Por: Edwin Herrera |
La segunda embestida mundial del coronavirus, más rápida y más letal, está elevando la tasa de mortalidad –cantidad de fallecidos por cada 100 mil habitantes– en Bolivia de manera acelerada, según datos recientes de la universidad estadounidense John Hopkins, y no está siendo asumida por el Estado como alerta de máxima preocupación, pese a que cada día perdemos bolivianas y bolivianos, entre jóvenes, adultos y personas de la tercera edad en unidades de cuidados intensivos, en casas particulares y hasta en vía pública porque salen de sus domicilios a cumplir sus actividades diarias, porque no cumplen las mínimas reglas de bioseguridad, porque cometen excesos creyendo que todo pasó y porque es evidente la inacción estatal para frenar este ascenso.

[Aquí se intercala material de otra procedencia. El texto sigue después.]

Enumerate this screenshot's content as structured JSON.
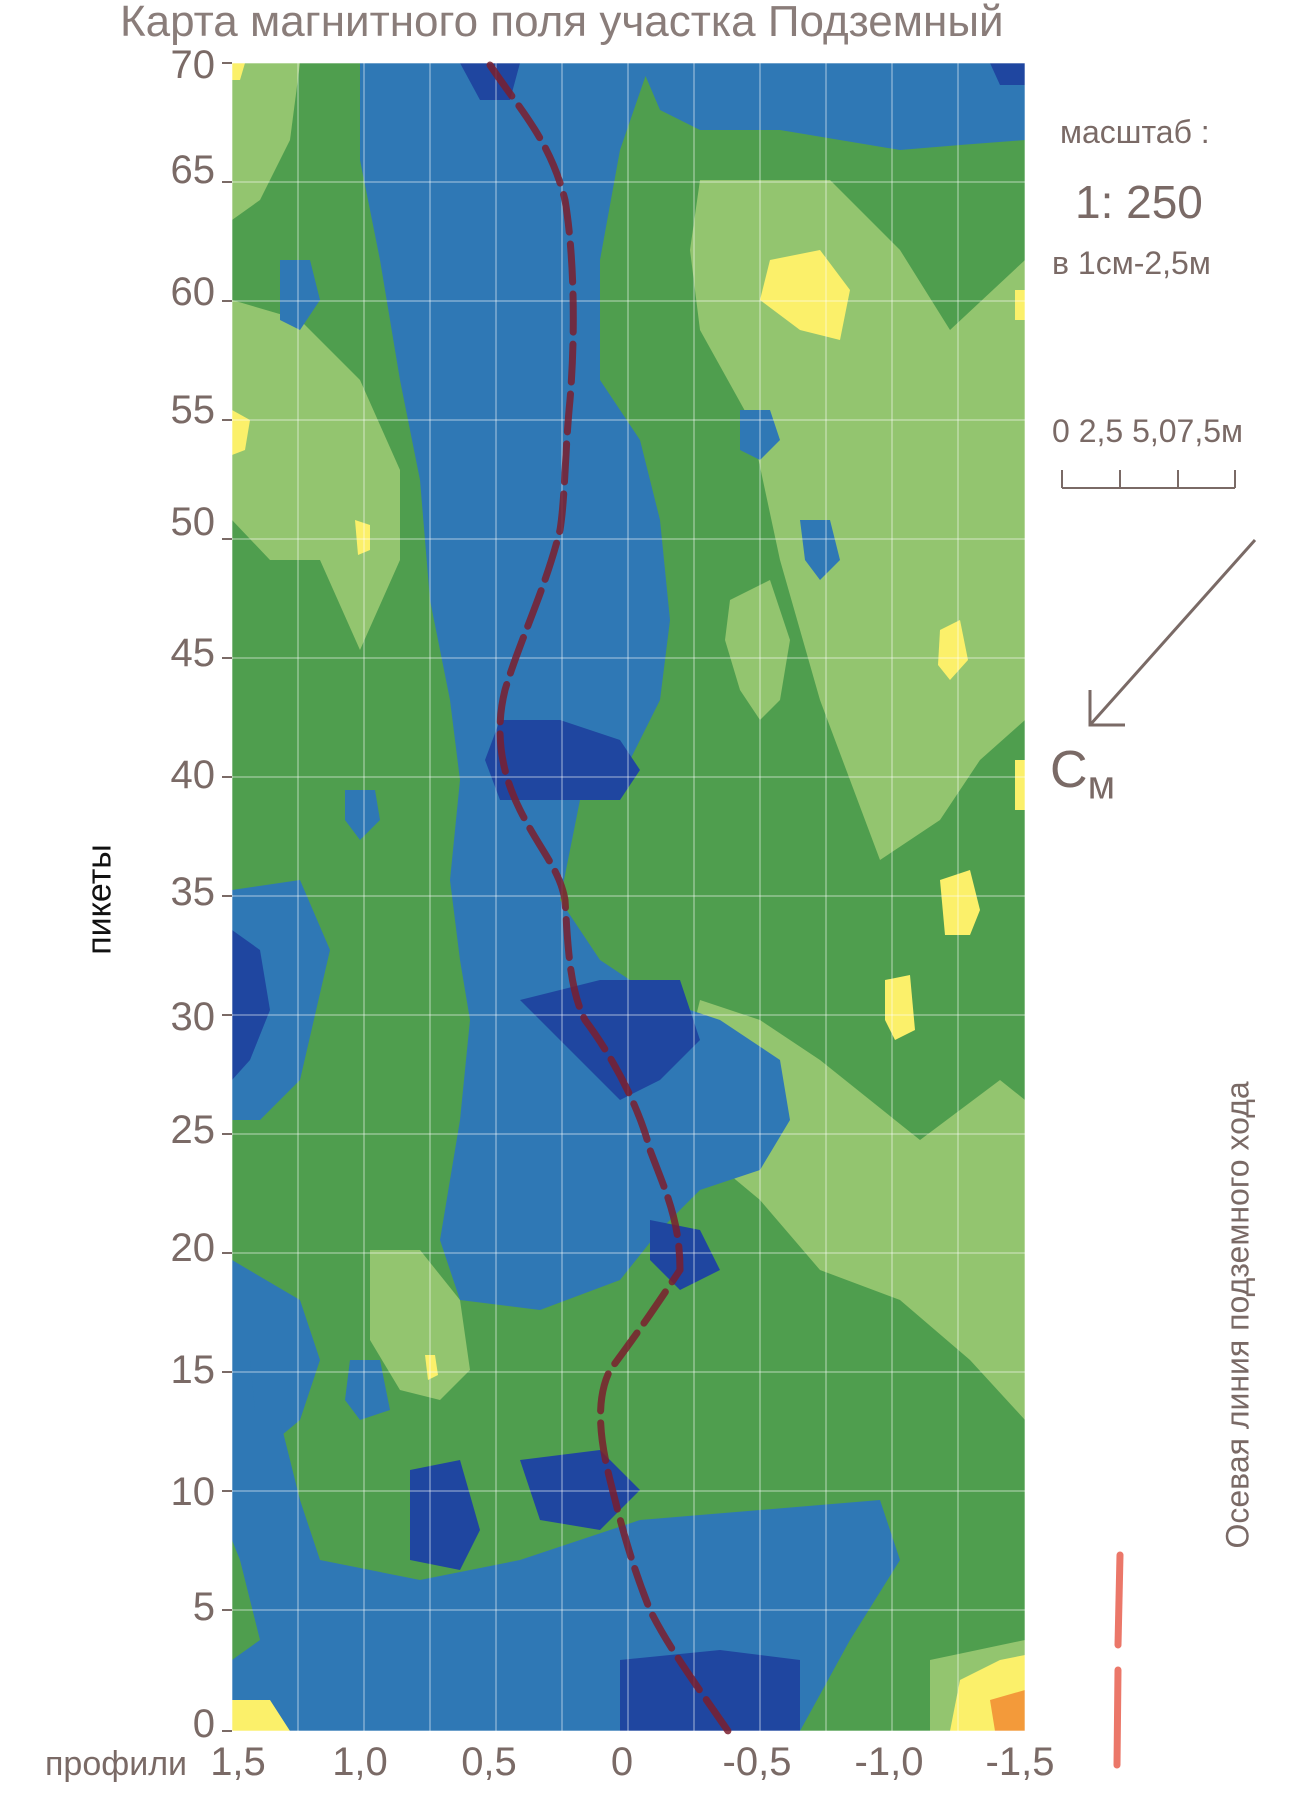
{
  "title": "Карта магнитного поля участка Подземный",
  "axes": {
    "y_label": "пикеты",
    "x_label": "профили",
    "y_ticks": [
      "0",
      "5",
      "10",
      "15",
      "20",
      "25",
      "30",
      "35",
      "40",
      "45",
      "50",
      "55",
      "60",
      "65",
      "70"
    ],
    "x_ticks": [
      "1,5",
      "1,0",
      "0,5",
      "0",
      "-0,5",
      "-1,0",
      "-1,5"
    ]
  },
  "scale": {
    "label": "масштаб :",
    "ratio": "1: 250",
    "note": "в 1см-2,5м",
    "bar_labels": "0 2,5 5,07,5м"
  },
  "north_arrow": {
    "letter": "С",
    "subscript": "м"
  },
  "legend": {
    "axis_line_label": "Осевая линия подземного хода"
  },
  "colors": {
    "dark_blue": "#1f46a0",
    "blue": "#2f78b5",
    "green": "#4f9e4e",
    "light_green": "#93c56f",
    "yellow": "#fbf06a",
    "orange": "#f39a3a",
    "axis_line": "#7a1f2e",
    "legend_line": "#e8604f"
  }
}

Al 12 de este mes, la tasa de mortalidad en Bolivia es de 82,9 muertes por coronavirus, acercándonos al dato más alto de América que se sitúa en Perú con 119,6 muertes por cada 100 mil habitantes en ese país, con el cual tenemos una extensa frontera y donde existe una enorme circulación de personas que abarca departamentos bolivianos del norte y del occidente. La preocupación gubernamental se ha concentrado en la venidera vacunación masiva como si fuera la varita mágica que frenará en seco el estallido de contagios en la segunda ola de la COVID-19 y el número de muertes que se acercan sostenidamente a las diez mil en todo el país, sin tomar en cuenta que existen casos de decesos a causa de la pandemia que no son reportados como tales.
Nada se puede hacer ante la muerte, se dice generalmente. Pero cuando un familiar o una persona conocida, de cualquier condición social o económica, contrae el coronavirus, presenta síntomas y pasa a un cuadro clínico complicado, surgen como naturalizados los sentimientos de impotencia y resignación, que en el fondo son una derrota anticipada porque se sabe de la precariedad del sistema de salud, la saturación de los hospitales, la falta de especialistas y la inexistencia de un plan efectivo de prevención y contención. Es entonces que se comienza a perseguir el milagro de que se abra un espacio en alguna Unidad de Terapia Intensiva o que al menos se pueda conectar al paciente a un sistema de oxigenación para que junto al esfuerzo de los médicos destinados a la atención de casos COVID-19 evite más muertes en el país por la pandemia.
Autoridades municipales, colegios de médicos, entes cívicos, dirigencias sindicales y políticas, además de especialistas y opinadores, han propuesto medidas concretas para intentar frenar la escalada, por ejemplo una nueva cuarentena de hasta cinco días. Al frente, el gobierno mantiene su apuesta de que la vacunación será la solución definitiva sin tomar en cuenta que no tendrá carácter inmediato, no llegará a toda la población y hasta ahora no cuenta con un plan logístico de distribución y aplicación. En medio de este panorma se encuentra la gente, librada a su suerte, que con consejos prácticos para evitar los contagios, colectas de recursos y medicamentos, y hasta con cadenas de oración, busca que la muerte por COVID-19 deje de reinar en el país.